Experimental Biology and Medicine | 2008
Andreas Redel; Virginija Jazbutyte; Thorsten M. Smul; Markus Lange; Tobias Eckle; Holger K. Eltzschig; Norbert Roewer; Franz Kehl
The murine in vivo model of acute myocardial infarction is increasingly used to study signal transduction pathways. However, methodological details of this model are rarely published, and durations of ischemia and reperfusion (REP) time vary considerably among different laboratories. In this study, we tested the hypothesis that infarct size (IS) is dependent on both duration of ischemia and REP time.
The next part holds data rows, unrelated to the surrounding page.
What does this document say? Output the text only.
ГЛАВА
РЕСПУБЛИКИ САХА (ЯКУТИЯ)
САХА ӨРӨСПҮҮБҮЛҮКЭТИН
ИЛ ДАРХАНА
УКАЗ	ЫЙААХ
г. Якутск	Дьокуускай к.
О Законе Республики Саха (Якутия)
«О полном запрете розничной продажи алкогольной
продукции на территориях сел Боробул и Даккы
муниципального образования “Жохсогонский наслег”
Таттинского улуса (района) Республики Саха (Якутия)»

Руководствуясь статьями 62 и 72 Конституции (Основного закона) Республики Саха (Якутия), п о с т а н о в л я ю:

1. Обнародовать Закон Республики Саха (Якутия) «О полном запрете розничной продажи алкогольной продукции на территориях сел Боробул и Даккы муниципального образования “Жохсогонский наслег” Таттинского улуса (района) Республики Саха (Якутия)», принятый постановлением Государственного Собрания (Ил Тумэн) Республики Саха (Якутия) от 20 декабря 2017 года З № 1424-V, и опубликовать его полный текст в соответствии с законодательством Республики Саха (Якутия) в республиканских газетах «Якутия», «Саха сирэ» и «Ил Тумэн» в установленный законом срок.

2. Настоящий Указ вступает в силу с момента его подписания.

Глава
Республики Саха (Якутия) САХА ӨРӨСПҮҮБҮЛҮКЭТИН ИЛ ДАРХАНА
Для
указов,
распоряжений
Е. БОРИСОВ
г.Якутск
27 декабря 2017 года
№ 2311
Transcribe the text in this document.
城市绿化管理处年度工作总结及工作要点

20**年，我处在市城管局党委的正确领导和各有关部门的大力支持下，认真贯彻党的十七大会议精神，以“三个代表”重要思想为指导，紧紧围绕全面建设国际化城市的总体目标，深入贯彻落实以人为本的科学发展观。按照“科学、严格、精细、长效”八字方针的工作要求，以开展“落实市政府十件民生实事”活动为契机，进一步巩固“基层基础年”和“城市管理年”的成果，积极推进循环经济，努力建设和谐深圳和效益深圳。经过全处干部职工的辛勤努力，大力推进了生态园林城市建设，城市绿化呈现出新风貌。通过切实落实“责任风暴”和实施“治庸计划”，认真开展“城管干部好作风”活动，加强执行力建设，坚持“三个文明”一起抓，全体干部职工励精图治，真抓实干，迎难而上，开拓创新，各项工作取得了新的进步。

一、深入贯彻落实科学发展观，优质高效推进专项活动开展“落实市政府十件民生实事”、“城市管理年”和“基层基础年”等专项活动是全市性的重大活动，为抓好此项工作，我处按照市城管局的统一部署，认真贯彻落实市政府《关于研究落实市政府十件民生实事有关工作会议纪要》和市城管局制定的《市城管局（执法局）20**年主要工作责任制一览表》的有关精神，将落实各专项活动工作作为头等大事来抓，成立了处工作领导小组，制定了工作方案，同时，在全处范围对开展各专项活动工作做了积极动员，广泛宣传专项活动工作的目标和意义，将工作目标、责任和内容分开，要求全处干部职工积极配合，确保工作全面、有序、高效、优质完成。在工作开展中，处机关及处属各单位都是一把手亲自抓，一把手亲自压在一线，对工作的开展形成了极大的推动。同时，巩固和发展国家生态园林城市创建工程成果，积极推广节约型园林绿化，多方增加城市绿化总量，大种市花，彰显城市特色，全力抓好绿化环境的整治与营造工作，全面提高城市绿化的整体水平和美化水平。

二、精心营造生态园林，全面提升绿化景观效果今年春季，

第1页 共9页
Pentobarbital-anesthetized male C57BL/6 mice were intubated, mechanically ventilated, and instrumented for continuous monitoring of mean arterial blood pressure and heart rate. After left fourth thoracotomy, the left anterior descending coronary artery was ligated. Mice were randomly assigned to receive 30, 45, or 60 mins of coronary artery occlusion (CAO) and 120, 180, or 240 mins of REP, respectively. IS was determined with triphenyltetrazolium chloride and area at risk (AAR) with Evans blue, respectively. Arterial blood gas analysis and hemodynamics were not different among groups. Prolongation of CAO from 30 to 60 mins significantly (* P < 0.05) increased IS from 18% ± 5% to 69% ± 3%*, from 20% ± 2% to 69% ± 6%* and from 42% ± 10% to 75% ± 2%* after 120, 180, and 240 mins REP, respectively. Moreover, IS was increased from 18% ± 5% to 42% ± 10%* (30 mins CAO) and from 40% ± 3% to 72% ± 6%* (45 mins CAO) when REP time was prolonged from 120 to 240 mins. IS was not increased when REP was prolonged from 120 to 240 mins at 60 mins CAO (69% ± 3% vs. 75% ± 2%). In the present study, we describe important methodological aspects of the murine in vivo model of acute myocardial infarction and provide evidence that, in this model, IS depends both on duration of ischemia and on REP time.